Witnesses and Survivors Holocaust Exhibition - opening speech

The Hon. Dr Brendan Nelson AO
holocaust

Witnesses and Survivors is located in the Second World War exhibition at the Australian War Memorial, Canberra.

Six million people.

Almost a quarter of the population of Australia, almost the entire population of Sydney.

That is how many were exterminated in the worst genocide of the twentieth century. Jews, Roma, gypsies, the disabled and political prisoners. But almost all were Jews.

Jewish identity has been shaped by three things:

  • Anti-Semitism, still a virulent and repugnant force in many parts of the world
  • The Holocaust or ‘Shoah’
  • The embattled nature of the state of Israel for whom existence is a daily struggle

Adolf Hitler was able to undertake this mass extermination for two principal reasons.
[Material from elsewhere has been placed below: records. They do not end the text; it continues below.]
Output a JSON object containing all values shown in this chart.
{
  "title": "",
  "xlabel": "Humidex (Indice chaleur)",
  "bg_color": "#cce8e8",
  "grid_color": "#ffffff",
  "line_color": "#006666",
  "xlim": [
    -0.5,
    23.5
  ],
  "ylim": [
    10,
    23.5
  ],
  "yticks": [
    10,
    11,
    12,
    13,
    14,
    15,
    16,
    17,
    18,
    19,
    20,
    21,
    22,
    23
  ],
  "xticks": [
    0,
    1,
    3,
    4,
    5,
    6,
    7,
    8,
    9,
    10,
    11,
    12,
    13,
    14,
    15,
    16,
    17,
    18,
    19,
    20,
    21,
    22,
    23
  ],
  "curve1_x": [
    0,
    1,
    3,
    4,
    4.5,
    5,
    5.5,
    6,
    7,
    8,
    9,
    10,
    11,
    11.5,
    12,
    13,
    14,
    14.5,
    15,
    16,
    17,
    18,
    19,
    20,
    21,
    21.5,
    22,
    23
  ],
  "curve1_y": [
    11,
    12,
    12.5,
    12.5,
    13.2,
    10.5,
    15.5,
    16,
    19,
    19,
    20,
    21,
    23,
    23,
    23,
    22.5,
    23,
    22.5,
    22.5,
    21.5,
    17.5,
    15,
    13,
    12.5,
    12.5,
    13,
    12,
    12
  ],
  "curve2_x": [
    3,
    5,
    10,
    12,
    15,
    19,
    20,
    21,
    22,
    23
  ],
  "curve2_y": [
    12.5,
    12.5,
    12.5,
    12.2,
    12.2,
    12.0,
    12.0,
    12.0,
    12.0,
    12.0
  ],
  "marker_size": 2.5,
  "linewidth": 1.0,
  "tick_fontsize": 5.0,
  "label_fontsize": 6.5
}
The first was that the majority were indifferent to the plight of the minority.

The second was that in Germany – as in other parts of Europe, anti-Semitism was deeply rooted – religious, secular and racial.

One observation through my own life not having ever faced nor endured even a fraction of the adversities suffered by many of you here, is that almost all of life’s suffering and pain stems from people making themselves the centre of their own lives. So too, nations making their own narrow self-interest the centre of all else.

In the Uses and Abuses of Australian History, Graeme Davison concluded that ethical and responsible citizenship demands each of us be imbued with the imaginative capacity to see the world through the eyes of others.

The Australian War Memorial is many things. But above all else is the repository of our nation’s soul.

This place and the stories of 2 million men and women told here, reminds us that we are Australians and that there are in the end some truths by which we live. And they are worth fighting to defend – politically, diplomatically and at times, militarily.

Not everyone agrees with this exhibition.

One regular visitor to the Memorial told me emphatically that she was opposed to this exhibition. “This has nothing to do with Australia and the Australian War Memorial”, she said. She told me that she would never walk through it.

It has everything to do with us, for we are a part of human kind.

In a world grappling with the mass movement of people; the persecution of political, religious and ethnic minorities; euthanasia and a generational struggle against resurgent totalitarianism in the form of those who have hijacked the good name of Islam to build a violent political utopia, we must remind ourselves of that of which humankind is capable.

Our responsibility is to stimulate and challenge visitors, Australian and international, to see the world through the eyes of others.

One of the most memorable experiences of my life – top ten, occurred here in this room in 2013. In this room we had hung the works of Alan Moore.

Alan Moore was commissioned by the Australian War Memorial as an official war artist during the Second World War. He deployed to the South West Pacific on New Year’s Day 1944, drawing and painting. He then went on to Europe and was there with the British at the liberation of the Bergen Belsen death camp in April 1945.

As I wheeled him along the wall behind me, in his late nineties he looked up at the works he had not seen for decades.

We stopped in front of a drawing of the SS guards removing the bodies of the dead women and children from the railway carriage. He whispered, “The Welsh guard….the Welsh guard. As I was drawing this, the Welsh guard told me that no one would believe it. He was right, so I went and got my camera and took photos as well”.

We paused again at a drawing of clearly non-descript buildings and a perimeter fence. There were objects of some sort on the ground and a man standing in their midst. Alan said, “The blind man…the blind man with the stick. He was walking amongst the dead and did not know it”.

Two generations ago, the leadership of the Australian War Memorial had refused to hang his works telling him, “No-one is interested in the Holocaust”.

That has changed.

The Australian War Memorial does not aspire to be one of the best museums in the world – it is. As such, we have a responsibility to tell the story of the Holocaust as responsible global citizens with a global outlook.

The great 18th century Prussian philosopher, Immanuel Kant said;

Every human being is an end unto himself,
and not a means to be used by others
Respect for one’s own humanity will be found
in respect for the humanity of others
and morality is freedom.

In this exhibition – this permanent exhibition will be found our own sense of morality, to be reminded of the difference between right and wrong and the consequences of allowing currents of political and social thought to head in certain directions.

Not a single person lobbied us to present this exhibition.

We are doing it because it is the right thing to do.

We still have seven objects and artefacts and story board in the World War Two galleries. There are now eighty five here.

We are proud to tell some of the stories of the 30 to 35,000 Eastern European Jews who migrated to Australia after the war from 1945 to 1960.

We are proud of this, Witnesses and Survivors exhibition.